Behavior Under Agentic Conditions
During isolated testing with a FastAPI tool server, the post-trained model demonstrated:
- correct sequencing of tool use (retrieve → analyze → simulate → answer)
- the ability to request literature when information was missing
- stable Python simulation generation
- low hallucination under uncertainty (defaulting to retrieval)
- reproducible reasoning traces across runs
The post-training dataset only contained a few hundred samples, but because they were dense with reasoning patterns and tool-choice demonstrations, the learned behavior generalizes surprisingly well.

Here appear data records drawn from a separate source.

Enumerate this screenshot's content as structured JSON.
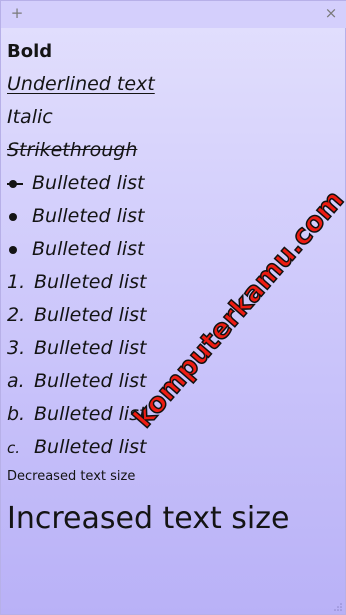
{
  "titlebar": {
    "add_icon": "+",
    "close_icon": "×"
  },
  "note": {
    "lines": {
      "bold": "Bold",
      "underline": "Underlined text",
      "italic": "Italic",
      "strike": "Strikethrough",
      "bullet1": "Bulleted list",
      "bullet2": "Bulleted list",
      "bullet3": "Bulleted list",
      "num1_marker": "1.",
      "num1": "Bulleted list",
      "num2_marker": "2.",
      "num2": "Bulleted list",
      "num3_marker": "3.",
      "num3": "Bulleted list",
      "alpha1_marker": "a.",
      "alpha1": "Bulleted list",
      "alpha2_marker": "b.",
      "alpha2": "Bulleted list",
      "alpha3_marker": "c.",
      "alpha3": "Bulleted list",
      "small": "Decreased text size",
      "big": "Increased text size"
    }
  },
  "watermark": {
    "text": "komputerkamu.com"
  },
  "colors": {
    "background_top": "#e3e0fd",
    "background_bottom": "#b9b1f7",
    "titlebar": "#d4cffc",
    "watermark": "#ee1c12"
  }
}
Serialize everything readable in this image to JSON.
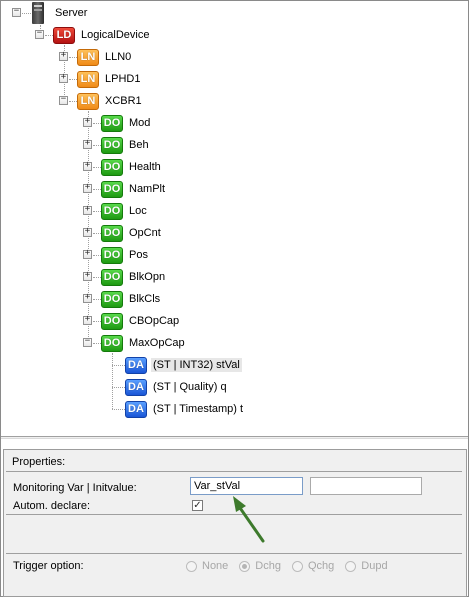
{
  "tree": {
    "server": {
      "label": "Server",
      "icon": "server-icon"
    },
    "logical_device": {
      "badge": "LD",
      "label": "LogicalDevice"
    },
    "logical_nodes": [
      {
        "badge": "LN",
        "label": "LLN0",
        "expander": "+"
      },
      {
        "badge": "LN",
        "label": "LPHD1",
        "expander": "+"
      },
      {
        "badge": "LN",
        "label": "XCBR1",
        "expander": "−"
      }
    ],
    "data_objects": [
      {
        "badge": "DO",
        "label": "Mod",
        "expander": "+"
      },
      {
        "badge": "DO",
        "label": "Beh",
        "expander": "+"
      },
      {
        "badge": "DO",
        "label": "Health",
        "expander": "+"
      },
      {
        "badge": "DO",
        "label": "NamPlt",
        "expander": "+"
      },
      {
        "badge": "DO",
        "label": "Loc",
        "expander": "+"
      },
      {
        "badge": "DO",
        "label": "OpCnt",
        "expander": "+"
      },
      {
        "badge": "DO",
        "label": "Pos",
        "expander": "+"
      },
      {
        "badge": "DO",
        "label": "BlkOpn",
        "expander": "+"
      },
      {
        "badge": "DO",
        "label": "BlkCls",
        "expander": "+"
      },
      {
        "badge": "DO",
        "label": "CBOpCap",
        "expander": "+"
      },
      {
        "badge": "DO",
        "label": "MaxOpCap",
        "expander": "−"
      }
    ],
    "data_attributes": [
      {
        "badge": "DA",
        "label": "(ST | INT32)  stVal",
        "selected": true
      },
      {
        "badge": "DA",
        "label": "(ST | Quality)  q",
        "selected": false
      },
      {
        "badge": "DA",
        "label": "(ST | Timestamp)  t",
        "selected": false
      }
    ]
  },
  "properties": {
    "title": "Properties:",
    "monitoring_label": "Monitoring Var | Initvalue:",
    "monitoring_value": "Var_stVal",
    "init_value": "",
    "autom_declare_label": "Autom. declare:",
    "autom_declare_checked": "✓",
    "trigger_label": "Trigger option:",
    "trigger_options": [
      "None",
      "Dchg",
      "Qchg",
      "Dupd"
    ],
    "trigger_selected": "Dchg"
  },
  "colors": {
    "LD": "#c8201a",
    "LN": "#f29a2a",
    "DO": "#27a81a",
    "DA": "#1f5fe0",
    "arrow": "#3d7a2c"
  }
}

The model is not an autonomous agent by itself; it is a scientific reasoning core that can operate inside a tool-augmented environment.
Embedding + Literature Mapping
In parallel, the Specter-2 model was used to build a compact ML/CS literature explorer:
- Papers pulled from arXiv via API
- Embeddings computed and cached
- Clustering performed via k-means
- 2D and 3D projection rendered through Gradio
- Sub-100ms render time for 1k papers
This mapping system is intended to be the retrieval substrate under the scientific agent. It can scale by replacing the .npy store with a vector database and incrementally embedding new papers.
Why These Results Matter
This project demonstrates a consistent pattern:
well-curated data plus tight engineering often beats parameter count.
A 10B model should not be able to compete with 30B–70B models in open-ended reasoning tasks. Yet in scientific hypothesis generation and methodology planning — domains where structure dominates — the distilled model holds its own.
For practitioners, this means:
- building domain-specific scientific assistants does not require massive compute
- clean SFT data still yields enormous gains
- agentic capabilities can be taught with small, highly-targeted datasets
- retrieval + simulation tools amplify the capabilities of small models dramatically
The takeaway is that specialized models can be both small and effective when the pipeline is engineered from end to end.
Next Steps
The next deliverable is NexaSci AgentKit:
- the distilled 10B scientific model
- the post-trained agent weights
- the FastAPI tool server
- the Specter-2 retrieval and visualization module
- a reproducible Docker environment
- a local UI for running scientific tasks
Everything will run on a single GPU, with no hosted inference required.
Closing
This project began as a temporary side build while waiting for computing for a much larger molecular modeling initiative. It ultimately produced a strong, reproducible scientific reasoning model with near-frontier behavior at a fraction of the scale. With AgentKit, the model becomes usable for researchers, engineers, and students who need a grounded scientific assistant that doesn’t depend on cloud APIs.